Rutgers alum Brian Switek has a review at his (excellent) blog Laelaps: Jerry Fodor: still getting it wrong about evolution.

PZ Myers reviews the book over at Pharyngula in a post entitled Fodor and Piatelli-Palmarini get everything wrong.

Michael Ruse has a review at boston.com: The origin of the specious.

Then there's Mary Midgley at the Grauniad: Review: What Darwin Got Wrong.

The money review is of course Ned Block & Phil Kitcher's at the Boston Review: Misunderstanding Darwin.

I commented on this review. Here's what I said:

Block & Kitcher say that if Fodor's right, all causal explanations are in jeopardy. I don't think they're correct on this point.

To the best of my knowledge, Fodor has a view of causation where a causes b just in case there is a covering law: A -> B, such that a has A and b has B. So whenever a causes b, there'll be a fact of the matter which property or properties of a are such that in virtue of them, a caused b, namely all those properties X such that there is a law X -> B, where a has X and b has B (for some B). So according to Fodor, there are lots of facts of the matter about what causes what, and in virtue of what.
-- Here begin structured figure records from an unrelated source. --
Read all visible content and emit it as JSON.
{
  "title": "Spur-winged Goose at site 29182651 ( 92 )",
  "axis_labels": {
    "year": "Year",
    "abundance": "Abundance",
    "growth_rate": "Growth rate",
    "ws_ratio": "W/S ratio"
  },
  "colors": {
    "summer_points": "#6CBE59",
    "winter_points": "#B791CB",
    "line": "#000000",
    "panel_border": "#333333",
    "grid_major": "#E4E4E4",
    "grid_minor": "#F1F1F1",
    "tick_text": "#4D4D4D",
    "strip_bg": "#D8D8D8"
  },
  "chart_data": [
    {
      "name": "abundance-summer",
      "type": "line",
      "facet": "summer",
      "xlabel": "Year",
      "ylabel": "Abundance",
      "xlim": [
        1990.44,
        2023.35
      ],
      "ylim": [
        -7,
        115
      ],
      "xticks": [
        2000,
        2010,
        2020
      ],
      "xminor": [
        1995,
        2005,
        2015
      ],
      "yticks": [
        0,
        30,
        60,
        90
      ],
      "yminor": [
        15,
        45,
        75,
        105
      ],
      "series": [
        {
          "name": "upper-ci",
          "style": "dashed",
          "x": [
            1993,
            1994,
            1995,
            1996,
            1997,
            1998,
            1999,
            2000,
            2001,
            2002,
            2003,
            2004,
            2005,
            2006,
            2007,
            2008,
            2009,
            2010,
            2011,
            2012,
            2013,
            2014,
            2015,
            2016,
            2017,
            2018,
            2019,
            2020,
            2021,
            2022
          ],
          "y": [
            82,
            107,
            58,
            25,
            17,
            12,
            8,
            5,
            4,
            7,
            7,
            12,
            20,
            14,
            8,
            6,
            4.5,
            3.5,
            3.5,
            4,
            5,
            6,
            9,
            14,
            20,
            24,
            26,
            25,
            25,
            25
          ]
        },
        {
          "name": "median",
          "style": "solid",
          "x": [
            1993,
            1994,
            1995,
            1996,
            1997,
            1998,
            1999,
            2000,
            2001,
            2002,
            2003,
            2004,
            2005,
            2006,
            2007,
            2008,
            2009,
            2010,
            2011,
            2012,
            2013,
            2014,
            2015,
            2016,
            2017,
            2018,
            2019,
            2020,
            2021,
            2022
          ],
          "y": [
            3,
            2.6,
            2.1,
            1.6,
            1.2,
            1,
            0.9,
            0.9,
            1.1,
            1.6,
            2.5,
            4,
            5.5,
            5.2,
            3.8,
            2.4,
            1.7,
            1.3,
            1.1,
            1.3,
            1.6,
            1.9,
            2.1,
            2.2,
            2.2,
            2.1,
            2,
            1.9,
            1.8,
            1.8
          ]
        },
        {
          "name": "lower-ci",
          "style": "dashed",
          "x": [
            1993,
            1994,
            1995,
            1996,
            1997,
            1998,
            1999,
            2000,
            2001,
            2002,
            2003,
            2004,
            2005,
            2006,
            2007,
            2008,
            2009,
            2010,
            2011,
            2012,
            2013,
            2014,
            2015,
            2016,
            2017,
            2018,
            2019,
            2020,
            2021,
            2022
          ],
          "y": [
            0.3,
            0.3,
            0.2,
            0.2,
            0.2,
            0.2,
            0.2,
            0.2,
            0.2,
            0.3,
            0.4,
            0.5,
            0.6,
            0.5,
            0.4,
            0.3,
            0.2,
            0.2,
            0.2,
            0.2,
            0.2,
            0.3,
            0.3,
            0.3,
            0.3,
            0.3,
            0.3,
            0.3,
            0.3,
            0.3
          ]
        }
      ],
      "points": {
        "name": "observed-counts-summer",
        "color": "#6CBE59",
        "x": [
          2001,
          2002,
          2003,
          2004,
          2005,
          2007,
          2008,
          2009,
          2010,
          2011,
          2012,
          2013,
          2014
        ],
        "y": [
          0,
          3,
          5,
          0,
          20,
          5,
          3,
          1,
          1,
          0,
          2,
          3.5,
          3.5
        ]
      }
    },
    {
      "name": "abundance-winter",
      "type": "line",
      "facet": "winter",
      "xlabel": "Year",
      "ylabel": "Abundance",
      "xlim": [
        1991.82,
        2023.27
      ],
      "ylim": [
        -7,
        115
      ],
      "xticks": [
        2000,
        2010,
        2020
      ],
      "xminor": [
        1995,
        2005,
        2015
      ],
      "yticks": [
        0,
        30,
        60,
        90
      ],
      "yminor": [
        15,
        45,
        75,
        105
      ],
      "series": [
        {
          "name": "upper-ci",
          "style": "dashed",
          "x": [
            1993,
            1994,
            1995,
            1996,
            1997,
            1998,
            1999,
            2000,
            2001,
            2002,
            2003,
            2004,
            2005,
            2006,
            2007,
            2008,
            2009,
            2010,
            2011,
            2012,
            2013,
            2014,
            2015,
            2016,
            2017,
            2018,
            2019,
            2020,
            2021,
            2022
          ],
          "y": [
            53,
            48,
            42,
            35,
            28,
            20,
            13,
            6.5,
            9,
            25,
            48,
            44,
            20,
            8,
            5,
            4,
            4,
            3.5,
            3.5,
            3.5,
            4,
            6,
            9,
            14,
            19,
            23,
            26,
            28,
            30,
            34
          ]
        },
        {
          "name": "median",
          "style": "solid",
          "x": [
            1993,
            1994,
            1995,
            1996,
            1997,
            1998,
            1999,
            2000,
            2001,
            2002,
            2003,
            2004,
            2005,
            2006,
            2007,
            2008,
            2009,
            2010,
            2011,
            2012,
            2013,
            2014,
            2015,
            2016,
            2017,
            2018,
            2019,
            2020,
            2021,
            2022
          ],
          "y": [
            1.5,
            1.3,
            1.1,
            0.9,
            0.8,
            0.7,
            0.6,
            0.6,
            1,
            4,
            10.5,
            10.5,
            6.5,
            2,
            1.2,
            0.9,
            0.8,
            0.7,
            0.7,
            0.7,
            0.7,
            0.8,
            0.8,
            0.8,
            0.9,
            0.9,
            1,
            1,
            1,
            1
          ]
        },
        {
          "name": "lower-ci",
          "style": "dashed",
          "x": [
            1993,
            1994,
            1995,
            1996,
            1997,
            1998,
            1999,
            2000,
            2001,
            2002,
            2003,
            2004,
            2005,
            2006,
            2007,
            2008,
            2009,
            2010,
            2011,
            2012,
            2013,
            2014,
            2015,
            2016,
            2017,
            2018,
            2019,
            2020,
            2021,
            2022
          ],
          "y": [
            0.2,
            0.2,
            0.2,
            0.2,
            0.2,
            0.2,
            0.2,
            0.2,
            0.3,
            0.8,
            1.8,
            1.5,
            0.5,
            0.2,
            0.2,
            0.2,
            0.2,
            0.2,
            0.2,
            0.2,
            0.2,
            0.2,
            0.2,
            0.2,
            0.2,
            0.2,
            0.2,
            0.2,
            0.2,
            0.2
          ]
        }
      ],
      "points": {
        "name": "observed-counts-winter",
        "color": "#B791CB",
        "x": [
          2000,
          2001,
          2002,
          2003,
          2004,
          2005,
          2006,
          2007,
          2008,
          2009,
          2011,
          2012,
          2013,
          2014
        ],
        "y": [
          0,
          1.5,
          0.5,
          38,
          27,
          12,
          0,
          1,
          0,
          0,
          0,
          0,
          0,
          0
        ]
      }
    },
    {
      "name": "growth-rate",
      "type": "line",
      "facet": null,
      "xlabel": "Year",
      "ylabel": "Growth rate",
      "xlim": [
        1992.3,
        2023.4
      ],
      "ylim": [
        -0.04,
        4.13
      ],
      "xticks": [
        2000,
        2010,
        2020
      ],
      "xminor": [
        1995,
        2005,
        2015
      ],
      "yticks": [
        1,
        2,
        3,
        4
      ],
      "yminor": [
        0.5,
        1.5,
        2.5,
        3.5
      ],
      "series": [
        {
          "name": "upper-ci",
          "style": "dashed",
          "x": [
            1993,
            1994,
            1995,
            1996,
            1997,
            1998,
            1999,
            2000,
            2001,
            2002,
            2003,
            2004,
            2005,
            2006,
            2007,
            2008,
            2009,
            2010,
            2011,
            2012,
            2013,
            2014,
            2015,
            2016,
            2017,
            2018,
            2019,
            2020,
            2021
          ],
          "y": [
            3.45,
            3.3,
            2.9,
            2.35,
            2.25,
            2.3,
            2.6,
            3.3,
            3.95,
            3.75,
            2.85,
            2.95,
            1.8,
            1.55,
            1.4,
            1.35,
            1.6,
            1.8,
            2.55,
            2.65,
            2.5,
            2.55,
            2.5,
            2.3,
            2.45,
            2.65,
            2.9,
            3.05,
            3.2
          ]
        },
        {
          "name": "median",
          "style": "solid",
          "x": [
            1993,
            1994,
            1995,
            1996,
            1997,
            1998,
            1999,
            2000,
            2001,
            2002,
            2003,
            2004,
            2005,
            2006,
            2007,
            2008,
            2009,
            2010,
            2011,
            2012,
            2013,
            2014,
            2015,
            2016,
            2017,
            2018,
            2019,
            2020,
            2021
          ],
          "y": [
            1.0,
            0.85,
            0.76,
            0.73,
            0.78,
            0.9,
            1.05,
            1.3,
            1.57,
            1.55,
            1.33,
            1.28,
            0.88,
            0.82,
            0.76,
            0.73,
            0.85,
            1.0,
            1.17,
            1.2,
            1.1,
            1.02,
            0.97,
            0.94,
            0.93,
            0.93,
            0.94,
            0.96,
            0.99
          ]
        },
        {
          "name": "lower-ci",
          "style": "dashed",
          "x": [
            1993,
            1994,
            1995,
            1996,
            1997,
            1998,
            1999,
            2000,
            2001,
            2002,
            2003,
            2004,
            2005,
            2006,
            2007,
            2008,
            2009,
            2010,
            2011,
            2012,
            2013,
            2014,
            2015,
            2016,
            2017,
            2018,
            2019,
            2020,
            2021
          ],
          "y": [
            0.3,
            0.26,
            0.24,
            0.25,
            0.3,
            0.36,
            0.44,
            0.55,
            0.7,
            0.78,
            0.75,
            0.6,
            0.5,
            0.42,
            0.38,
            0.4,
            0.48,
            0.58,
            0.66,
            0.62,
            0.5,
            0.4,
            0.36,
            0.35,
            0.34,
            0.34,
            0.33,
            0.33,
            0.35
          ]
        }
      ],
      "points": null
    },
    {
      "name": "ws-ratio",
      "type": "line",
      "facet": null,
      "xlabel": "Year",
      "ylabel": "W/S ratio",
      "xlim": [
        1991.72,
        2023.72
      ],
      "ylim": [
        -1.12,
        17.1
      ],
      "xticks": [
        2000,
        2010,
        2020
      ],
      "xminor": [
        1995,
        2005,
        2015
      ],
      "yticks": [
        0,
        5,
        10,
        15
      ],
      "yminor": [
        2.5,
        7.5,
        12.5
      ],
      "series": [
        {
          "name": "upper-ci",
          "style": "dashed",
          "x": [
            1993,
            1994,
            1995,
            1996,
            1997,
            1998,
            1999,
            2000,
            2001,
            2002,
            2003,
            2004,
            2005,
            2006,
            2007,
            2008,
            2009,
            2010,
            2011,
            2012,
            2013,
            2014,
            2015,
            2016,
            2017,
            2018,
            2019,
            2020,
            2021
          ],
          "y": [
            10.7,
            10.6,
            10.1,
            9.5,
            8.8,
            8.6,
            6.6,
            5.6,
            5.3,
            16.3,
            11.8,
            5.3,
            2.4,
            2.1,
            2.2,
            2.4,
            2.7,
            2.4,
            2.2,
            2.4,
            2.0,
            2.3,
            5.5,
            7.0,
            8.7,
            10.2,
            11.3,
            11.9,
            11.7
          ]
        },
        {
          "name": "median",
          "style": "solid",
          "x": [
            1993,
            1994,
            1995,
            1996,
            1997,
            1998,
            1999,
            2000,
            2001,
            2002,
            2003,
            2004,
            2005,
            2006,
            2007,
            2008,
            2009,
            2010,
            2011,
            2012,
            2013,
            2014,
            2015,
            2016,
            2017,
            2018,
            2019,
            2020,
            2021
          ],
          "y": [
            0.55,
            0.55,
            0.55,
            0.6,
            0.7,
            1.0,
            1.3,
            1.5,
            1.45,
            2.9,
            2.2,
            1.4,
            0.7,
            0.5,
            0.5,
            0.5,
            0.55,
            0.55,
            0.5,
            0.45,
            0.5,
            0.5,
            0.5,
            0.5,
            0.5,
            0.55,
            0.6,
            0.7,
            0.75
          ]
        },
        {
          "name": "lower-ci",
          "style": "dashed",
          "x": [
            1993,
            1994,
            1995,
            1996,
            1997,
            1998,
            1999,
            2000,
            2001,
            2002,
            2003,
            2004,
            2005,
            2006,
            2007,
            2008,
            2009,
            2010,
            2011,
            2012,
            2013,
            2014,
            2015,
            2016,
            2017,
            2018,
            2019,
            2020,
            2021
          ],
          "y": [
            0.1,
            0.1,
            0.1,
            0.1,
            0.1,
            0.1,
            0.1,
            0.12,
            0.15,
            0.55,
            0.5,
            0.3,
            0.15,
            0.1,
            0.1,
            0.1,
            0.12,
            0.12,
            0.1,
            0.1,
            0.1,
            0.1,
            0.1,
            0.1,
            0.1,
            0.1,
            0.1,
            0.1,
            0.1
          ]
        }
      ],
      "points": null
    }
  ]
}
But when there's no covering law, there's no real causation. Fodor's example is that of history. Suppose Frenchman tend to lose battles and all and only Frenchman are short. Is it because they're short or because they're French that they lose? Or because of some other property correlated with Frenchness and shortness? Well, none of the above. There's no fact of the matter because there are no laws of the form: French -> lose or short -> lose. There just aren't any laws of history, not even ceteris paribus laws.

This is also Fodor's view regarding natural history (evolution). White polar bears proliferate. Is it because they're white or because they're snow-colored? No fact of the matter *because* there's no law of the form snow-colored -> proliferate, and no law of the form white -> proliferate. There aren't even ceteris paribus laws of this form.

Furthermore, as I read Fodor, this is what the "seeing" metaphor is doing. Natural selection can't "see" the counterfactuals like 'had the bears been white but not snow-colored, they'd've not proliferated' because they aren't entailed by biological laws, because there aren't any such things. These counterfactuals are true, but not sufficient to ground causal claims involving phenotypic properties-- because they're true in virtue of the laws of fundamental physics, and the physical state of the world, not laws of biology involving phenotypes.

I'm not saying Fodor's right. I just think that on at least this point, Block & Kitcher have his view wrong. [end comment]

Finally, there's an interview with none other than Jerry himself over at Salon.com: What Darwin Got Wrong: Taking down the father of evolution.

I won't comment on the quality of these reviews: that's for you to decide. If you see more around, I'm happy to add them to the list.